Brother Aidan Smith was farewelled from this life at a moving service at St Patrick’s Church Kilmore on 17 March.
He died peacefully on March 6 at the Marist Community in Campbelltown.
It was most appropriate that the service to celebrate his life was held in Kilmore, as it had a special place in the Smith family history with all four boys from the family attending Assumption College, his father John having constructed some of the buildings and his brother Brian also assisting the college with building works in later years.
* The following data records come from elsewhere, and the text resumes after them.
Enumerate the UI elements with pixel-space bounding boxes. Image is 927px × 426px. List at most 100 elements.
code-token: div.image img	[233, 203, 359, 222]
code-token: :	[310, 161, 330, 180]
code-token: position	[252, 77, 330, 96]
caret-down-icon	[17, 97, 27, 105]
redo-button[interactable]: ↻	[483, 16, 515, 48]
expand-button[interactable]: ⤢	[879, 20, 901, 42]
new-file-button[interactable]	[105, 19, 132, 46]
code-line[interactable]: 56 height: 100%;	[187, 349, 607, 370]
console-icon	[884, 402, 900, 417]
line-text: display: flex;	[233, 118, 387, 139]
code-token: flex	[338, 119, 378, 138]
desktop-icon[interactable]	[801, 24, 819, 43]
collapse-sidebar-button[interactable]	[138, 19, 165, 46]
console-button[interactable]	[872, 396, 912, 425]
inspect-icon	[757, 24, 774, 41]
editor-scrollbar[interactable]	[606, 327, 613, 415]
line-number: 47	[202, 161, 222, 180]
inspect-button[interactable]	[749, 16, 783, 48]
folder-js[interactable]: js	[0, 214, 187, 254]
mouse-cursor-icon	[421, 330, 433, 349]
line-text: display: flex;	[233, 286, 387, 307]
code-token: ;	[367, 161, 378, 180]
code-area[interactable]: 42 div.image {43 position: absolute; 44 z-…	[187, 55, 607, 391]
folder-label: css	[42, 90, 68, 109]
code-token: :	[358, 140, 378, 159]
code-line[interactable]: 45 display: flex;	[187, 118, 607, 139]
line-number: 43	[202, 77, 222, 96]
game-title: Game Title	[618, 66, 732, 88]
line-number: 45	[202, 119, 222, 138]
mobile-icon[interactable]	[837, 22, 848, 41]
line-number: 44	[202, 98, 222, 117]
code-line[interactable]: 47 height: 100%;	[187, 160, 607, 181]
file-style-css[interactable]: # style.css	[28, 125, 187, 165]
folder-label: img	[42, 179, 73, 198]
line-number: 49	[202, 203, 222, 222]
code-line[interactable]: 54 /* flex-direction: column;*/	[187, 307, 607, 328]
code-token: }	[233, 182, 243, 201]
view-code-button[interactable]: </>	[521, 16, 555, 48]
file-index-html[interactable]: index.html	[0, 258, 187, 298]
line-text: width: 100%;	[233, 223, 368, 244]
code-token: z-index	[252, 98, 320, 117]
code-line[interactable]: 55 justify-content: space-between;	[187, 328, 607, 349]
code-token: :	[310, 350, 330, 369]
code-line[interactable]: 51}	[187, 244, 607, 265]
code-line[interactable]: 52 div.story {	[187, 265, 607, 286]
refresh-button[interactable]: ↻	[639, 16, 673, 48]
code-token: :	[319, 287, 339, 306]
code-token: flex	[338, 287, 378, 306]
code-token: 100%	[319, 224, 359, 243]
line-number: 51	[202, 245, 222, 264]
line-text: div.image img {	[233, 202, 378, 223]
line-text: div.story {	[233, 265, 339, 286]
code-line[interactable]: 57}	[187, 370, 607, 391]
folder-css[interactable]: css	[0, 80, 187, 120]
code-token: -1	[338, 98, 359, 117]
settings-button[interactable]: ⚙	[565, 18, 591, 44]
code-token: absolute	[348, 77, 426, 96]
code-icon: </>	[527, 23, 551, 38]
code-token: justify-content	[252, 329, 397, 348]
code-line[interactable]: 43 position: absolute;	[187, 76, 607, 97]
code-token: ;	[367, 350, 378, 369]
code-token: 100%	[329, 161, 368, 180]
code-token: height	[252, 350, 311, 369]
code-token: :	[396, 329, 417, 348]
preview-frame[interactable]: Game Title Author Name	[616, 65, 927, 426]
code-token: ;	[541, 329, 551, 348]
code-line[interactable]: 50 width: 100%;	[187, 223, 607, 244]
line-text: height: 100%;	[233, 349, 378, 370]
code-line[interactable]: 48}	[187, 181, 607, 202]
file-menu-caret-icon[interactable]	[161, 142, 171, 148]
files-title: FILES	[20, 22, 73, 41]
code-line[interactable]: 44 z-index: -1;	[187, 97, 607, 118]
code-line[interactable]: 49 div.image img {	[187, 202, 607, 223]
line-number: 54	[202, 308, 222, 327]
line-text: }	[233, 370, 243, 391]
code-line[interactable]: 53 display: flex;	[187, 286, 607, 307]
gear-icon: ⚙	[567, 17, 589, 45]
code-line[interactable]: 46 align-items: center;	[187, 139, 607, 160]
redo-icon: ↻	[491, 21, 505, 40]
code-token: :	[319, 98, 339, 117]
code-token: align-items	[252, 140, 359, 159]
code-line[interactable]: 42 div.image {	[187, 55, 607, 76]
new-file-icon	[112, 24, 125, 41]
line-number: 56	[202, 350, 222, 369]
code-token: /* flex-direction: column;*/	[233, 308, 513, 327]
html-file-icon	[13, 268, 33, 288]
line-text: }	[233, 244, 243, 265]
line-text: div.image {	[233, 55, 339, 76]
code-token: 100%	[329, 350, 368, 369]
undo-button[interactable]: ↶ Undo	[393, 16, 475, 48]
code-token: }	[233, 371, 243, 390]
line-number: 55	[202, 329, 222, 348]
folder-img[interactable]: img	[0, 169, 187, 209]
Aidan was born Gerald Patrick Smith in Werribee, Victoria on 7 January 1932 to parents John and Rose. He was the youngest of nine children, all of whom have predeceased him, including his brother Michael, also a Marist Brother and former Provincial known as Brother Walter.
Aidan attended Assumption from 1945 to 1949. He was remembered as a good student who made a name for himself on the athletics track and as a member of the First XVIII football side. He was young man at Assumption when the family suffered the loss of their mother and only 18 months later the passing of their father.
Encouraged to follow whatever path he chose, he entered the Juniorate at Macedon in 1950 and became a Brother in 1952.
Known from the beginning of his service as an extroverted, fun-loving Brother, he was a bit mischievous and would ‘stir the pot’. This aside, he was also a practical and jovial man, not sanctimonious but sensitive to individual spirituality.
Brother Aidan was part of a generation of Brother’s in the 1950s that strengthened the Catholic culture and enlivened communities bringing energy, enthusiasm and vitality to their ministry.
He began his teaching career at Marcellin in Camberwell before moving to Forbes in 1954. He left a major imprint on the school as an agriculture teacher and sport coach as well as successfully building a levee bank that has seen the school safely through numerous floods.
He then moved to Marist Brothers Agricultural College in Mount Gambier and at the age of 33 became Principal. Six months sabbatical at the Formation House in Fribourg, Switzerland followed before returning to Principal positions at Marcellin in Camberwell and St Francis Xavier’s College Leeton.
As times changed in the classroom, Brother Aidan found his place in other areas of need. He was a master at making connections within communities and spent time making valuable contributions within Aboriginal communities in Alice Springs and Darwin, with people of all walks of life in Ireland, assisting the Brother’s in New Zealand as the Australian Novice Master and with the Brothers and needy communities in India and Sri Lanka.
His re-connection with the Marist community in Forbes in 2007 saw him transform the front of the College where he established magnificent rose gardens, landscaped lawns and hedges. He was there to greet all who entered and his presence is still felt there today.
In his eulogy, Brother Julian Casey described Brother Aidan as “having a willingness to walk across religious, cultural and other social boundaries. He touched the lives of ordinary people, attending to their suffering, welcoming them into conversation, and sharing their stories of hope. Staying connected empowered his humanity and he left the sort of legacy that Marcellin Champagnat envisaged; humble, simple and modest. He showed that he was always open to turn his hand to something new, always ready to respond to requests to fill a gap and always willing to give of himself in the cause of others.”